Are you eager to dive into the world of investing but unsure about the age restrictions? You\'re not alone! A common question for budding investors is: How old do you have to be to buy stocks? The short answer is that in most countries, including the United States, you need to be 18 years old to open an individual brokerage account and directly buy stocks. This is because you must be of legal age to enter into a legally binding contract.
How old do you have to be to buy shares? Once you have cash in your account, shares in companies all around the world can be purchased with a few clicks of a button. Brokerage accounts are considered legal contracts, and minors generally cannot enter into such contracts.
However, don\'t let that discourage you if you\'re younger! Yet if you’re under 18 and want to invest or have a young relative you want to get started in the market for their future benefit, there are a few workarounds to get this done.
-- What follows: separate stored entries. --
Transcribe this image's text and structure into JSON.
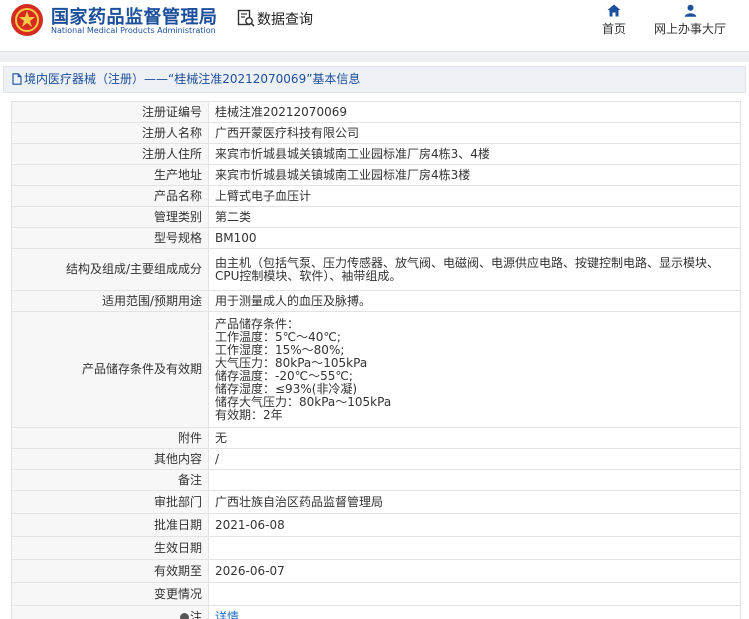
{
  "header": {
    "logo_cn": "国家药品监督管理局",
    "logo_en": "National Medical Products Administration",
    "query_label": "数据查询",
    "nav": {
      "home": "首页",
      "online_office": "网上办事大厅"
    },
    "brand_color": "#1c4f9c"
  },
  "breadcrumb": "境内医疗器械（注册）——“桂械注准20212070069”基本信息",
  "fields": [
    {
      "label": "注册证编号",
      "value": "桂械注准20212070069"
    },
    {
      "label": "注册人名称",
      "value": "广西开蒙医疗科技有限公司"
    },
    {
      "label": "注册人住所",
      "value": "来宾市忻城县城关镇城南工业园标准厂房4栋3、4楼"
    },
    {
      "label": "生产地址",
      "value": "来宾市忻城县城关镇城南工业园标准厂房4栋3楼"
    },
    {
      "label": "产品名称",
      "value": "上臂式电子血压计"
    },
    {
      "label": "管理类别",
      "value": "第二类"
    },
    {
      "label": "型号规格",
      "value": "BM100"
    },
    {
      "label": "结构及组成/主要组成成分",
      "value": "由主机（包括气泵、压力传感器、放气阀、电磁阀、电源供应电路、按键控制电路、显示模块、CPU控制模块、软件）、袖带组成。"
    },
    {
      "label": "适用范围/预期用途",
      "value": "用于测量成人的血压及脉搏。"
    },
    {
      "label": "产品储存条件及有效期",
      "value": "产品储存条件：\n工作温度：5℃～40℃;\n工作湿度：15%～80%;\n大气压力：80kPa～105kPa\n储存温度：-20℃～55℃;\n储存湿度：≤93%(非冷凝)\n储存大气压力：80kPa～105kPa\n有效期：2年"
    },
    {
      "label": "附件",
      "value": "无"
    },
    {
      "label": "其他内容",
      "value": "/"
    },
    {
      "label": "备注",
      "value": ""
    },
    {
      "label": "审批部门",
      "value": "广西壮族自治区药品监督管理局"
    },
    {
      "label": "批准日期",
      "value": "2021-06-08"
    },
    {
      "label": "生效日期",
      "value": ""
    },
    {
      "label": "有效期至",
      "value": "2026-06-07"
    },
    {
      "label": "变更情况",
      "value": ""
    },
    {
      "label": "注",
      "value": "详情"
    }
  ]
}
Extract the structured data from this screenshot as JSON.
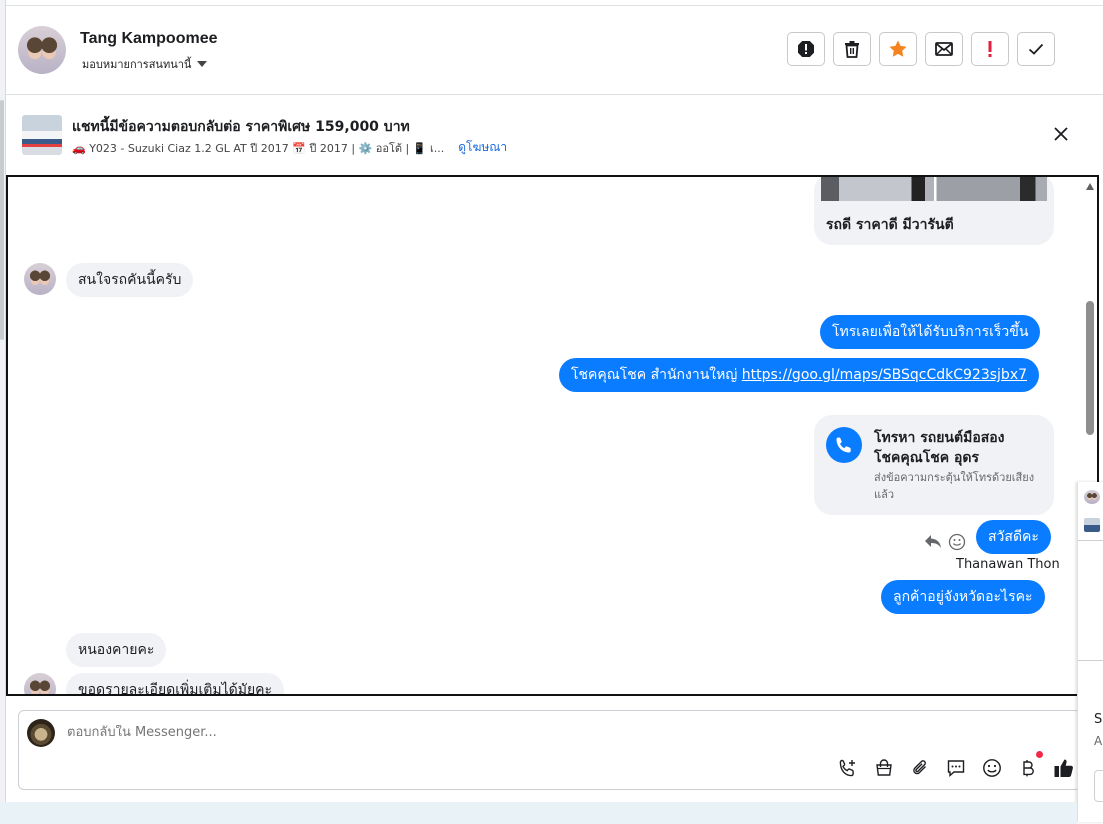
{
  "header": {
    "contact_name": "Tang Kampoomee",
    "assign_label": "มอบหมายการสนทนานี้",
    "actions": [
      "report-icon",
      "trash-icon",
      "star-icon",
      "mail-icon",
      "exclamation-icon",
      "check-icon"
    ],
    "accent_star": "#f5831f",
    "accent_alert": "#e41e3f"
  },
  "ad": {
    "title": "แชทนี้มีข้อความตอบกลับต่อ ราคาพิเศษ 159,000 บาท",
    "details": "🚗 Y023 - Suzuki Ciaz 1.2 GL AT ปี 2017 📅 ปี 2017 | ⚙️ ออโต้ | 📱 เ...",
    "view_ad": "ดูโฆษณา"
  },
  "chat": {
    "card_caption": "รถดี ราคาดี มีวารันตี",
    "msg_in_1": "สนใจรถคันนี้ครับ",
    "msg_out_1": "โทรเลยเพื่อให้ได้รับบริการเร็วขึ้น",
    "msg_out_2_prefix": "โชคคุณโชค สำนักงานใหญ่ ",
    "msg_out_2_link": "https://goo.gl/maps/SBSqcCdkC923sjbx7",
    "call_card_title": "โทรหา รถยนต์มือสอง\nโชคคุณโชค อุดร",
    "call_card_sub": "ส่งข้อความกระตุ้นให้โทรด้วยเสียงแล้ว",
    "msg_out_3": "สวัสดีคะ",
    "sender_name": "Thanawan Thon",
    "msg_out_4": "ลูกค้าอยู่จังหวัดอะไรคะ",
    "msg_in_2": "หนองคายคะ",
    "msg_in_3": "ขอดรายละเอียดเพิ่มเติมได้มัยคะ",
    "bubble_out_color": "#0a7cff",
    "bubble_in_color": "#f0f2f5"
  },
  "composer": {
    "placeholder": "ตอบกลับใน Messenger...",
    "tools": [
      "phone-plus-icon",
      "shopping-bag-icon",
      "paperclip-icon",
      "saved-reply-icon",
      "emoji-icon",
      "baht-icon",
      "thumbs-up-icon"
    ]
  },
  "side": {
    "s1": "S",
    "s2": "A"
  }
}
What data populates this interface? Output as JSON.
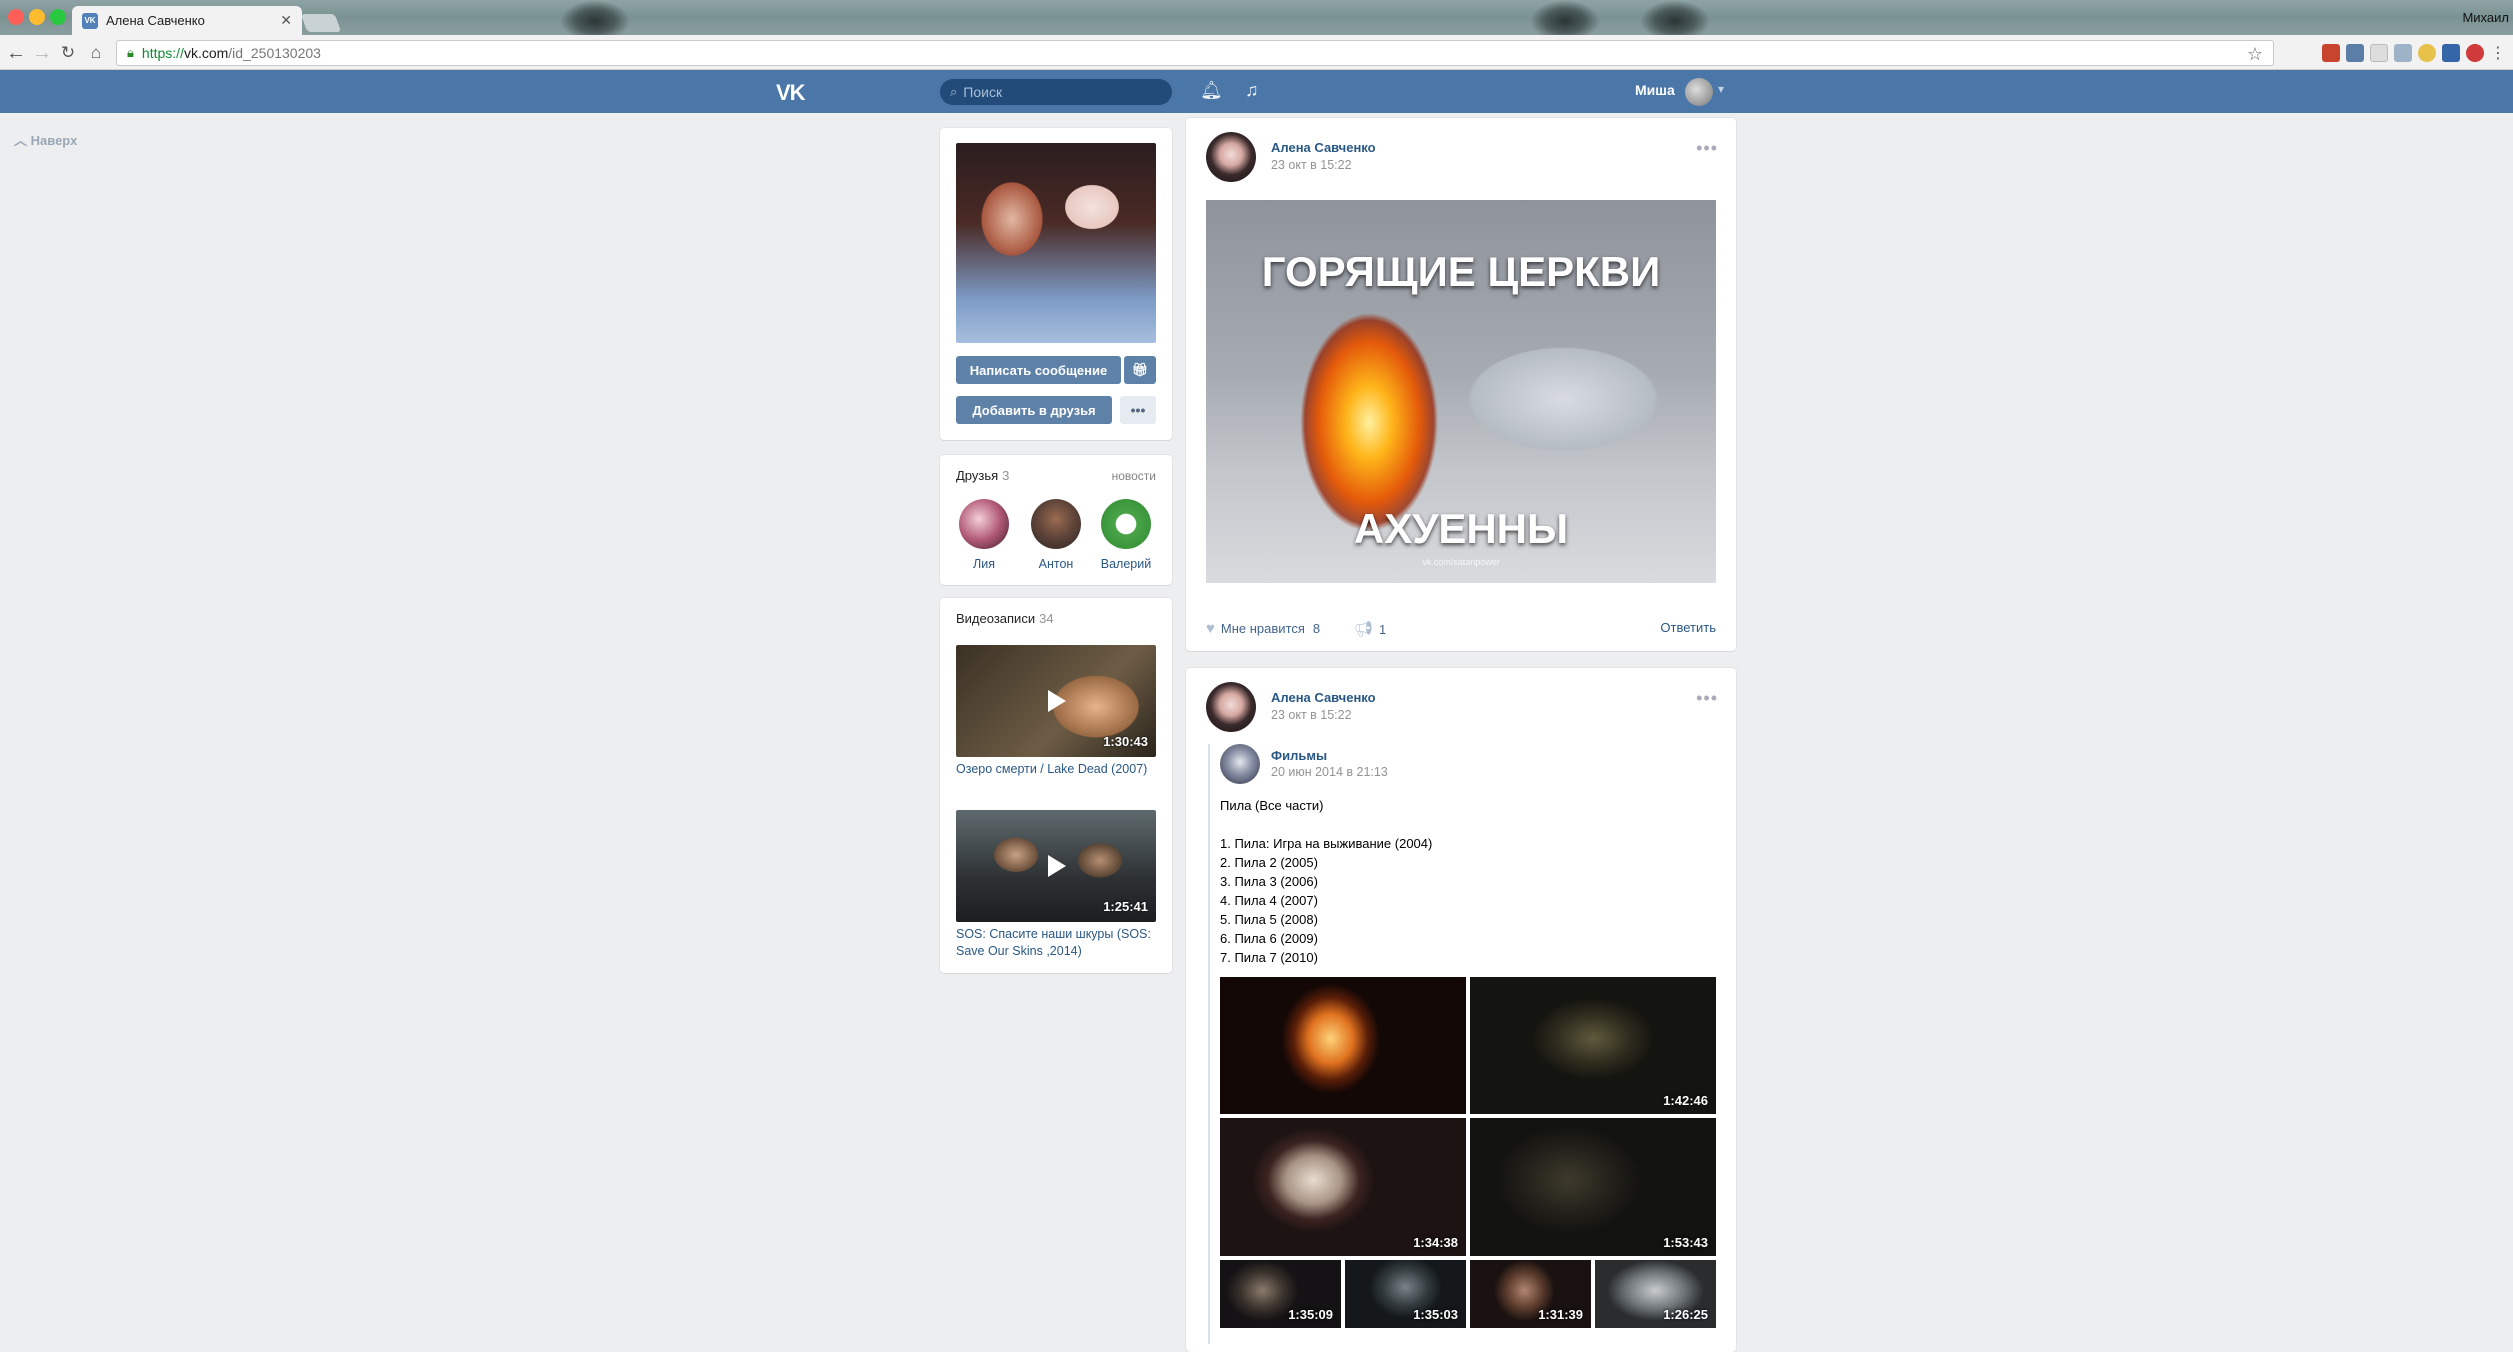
{
  "browser": {
    "tab_title": "Алена Савченко",
    "url_scheme": "https://",
    "url_host": "vk.com",
    "url_path": "/id_250130203",
    "corner_text": "Михаил"
  },
  "vk_header": {
    "logo": "VK",
    "search_placeholder": "Поиск",
    "user_name": "Миша"
  },
  "scroll_up": {
    "label": "Наверх"
  },
  "profile": {
    "message_button": "Написать сообщение",
    "add_friend_button": "Добавить в друзья",
    "more_glyph": "•••"
  },
  "friends": {
    "title": "Друзья",
    "count": "3",
    "news_link": "новости",
    "items": [
      {
        "name": "Лия"
      },
      {
        "name": "Антон"
      },
      {
        "name": "Валерий"
      }
    ]
  },
  "videos": {
    "title": "Видеозаписи",
    "count": "34",
    "items": [
      {
        "title": "Озеро смерти / Lake Dead (2007)",
        "duration": "1:30:43"
      },
      {
        "title": "SOS: Спасите наши шкуры (SOS: Save Our Skins ,2014)",
        "duration": "1:25:41"
      }
    ]
  },
  "posts": [
    {
      "author": "Алена Савченко",
      "date": "23 окт в 15:22",
      "image_caption_top": "ГОРЯЩИЕ ЦЕРКВИ",
      "image_caption_bottom": "АХУЕННЫ",
      "image_watermark": "vk.com/satanpower",
      "likes_label": "Мне нравится",
      "likes_count": "8",
      "reposts_count": "1",
      "reply_label": "Ответить"
    },
    {
      "author": "Алена Савченко",
      "date": "23 окт в 15:22",
      "repost": {
        "author": "Фильмы",
        "date": "20 июн 2014 в 21:13",
        "text_title": "Пила (Все части)",
        "list": [
          "1. Пила: Игра на выживание (2004)",
          "2. Пила 2 (2005)",
          "3. Пила 3 (2006)",
          "4. Пила 4 (2007)",
          "5. Пила 5 (2008)",
          "6. Пила 6 (2009)",
          "7. Пила 7 (2010)"
        ],
        "videos": [
          {
            "duration": ""
          },
          {
            "duration": "1:42:46"
          },
          {
            "duration": "1:34:38"
          },
          {
            "duration": "1:53:43"
          },
          {
            "duration": "1:35:09"
          },
          {
            "duration": "1:35:03"
          },
          {
            "duration": "1:31:39"
          },
          {
            "duration": "1:26:25"
          }
        ]
      }
    }
  ]
}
Here\'s how:
- Custodial Account: A custodial account, often called a Uniform Gifts to Minors Act (UGMA) or Uniform Transfers to Minors Act (UTMA) account, allows an adult (the custodian) to manage investments on behalf of a minor. The minor is the beneficiary of the account, and the assets become theirs when they reach the age of majority (usually 18 or 21, depending on the state). This is a popular and straightforward way for parents, grandparents, or other adults to help a minor invest.
- Investing Through a Parent\'s Account: While not a direct investment for the minor, parents can invest in stocks and other assets within their own brokerage account and earmark those investments for their child\'s future. This requires careful record-keeping and is more of an informal arrangement.
- Gifting Shares: An adult can purchase shares and then gift them to a minor. The shares would still likely be held in a custodial account until the minor reaches the age of majority.
Key Considerations for Custodial Accounts:
- Tax Implications: Earnings from custodial accounts may be subject to the "kiddie tax," which can impact how those earnings are taxed. Consult with a tax advisor to understand the potential tax implications.
- Control Transfers: Once the minor reaches the age of majority, they gain full control of the assets in the custodial account. The custodian no longer has any say in how the assets are managed.
- Financial Aid: Custodial accounts can affect a student\'s eligibility for financial aid. The assets in the account are considered the child\'s assets and may reduce the amount of aid they are eligible for.
In conclusion, while you typically need to be 18 to open your own brokerage account and buy stocks, custodial accounts provide a valuable pathway for younger individuals to begin their investment journey. Understanding the rules and options available is crucial for making informed decisions about investing at any age. Always consult with a financial advisor to determine the best investment strategy for your specific circumstances.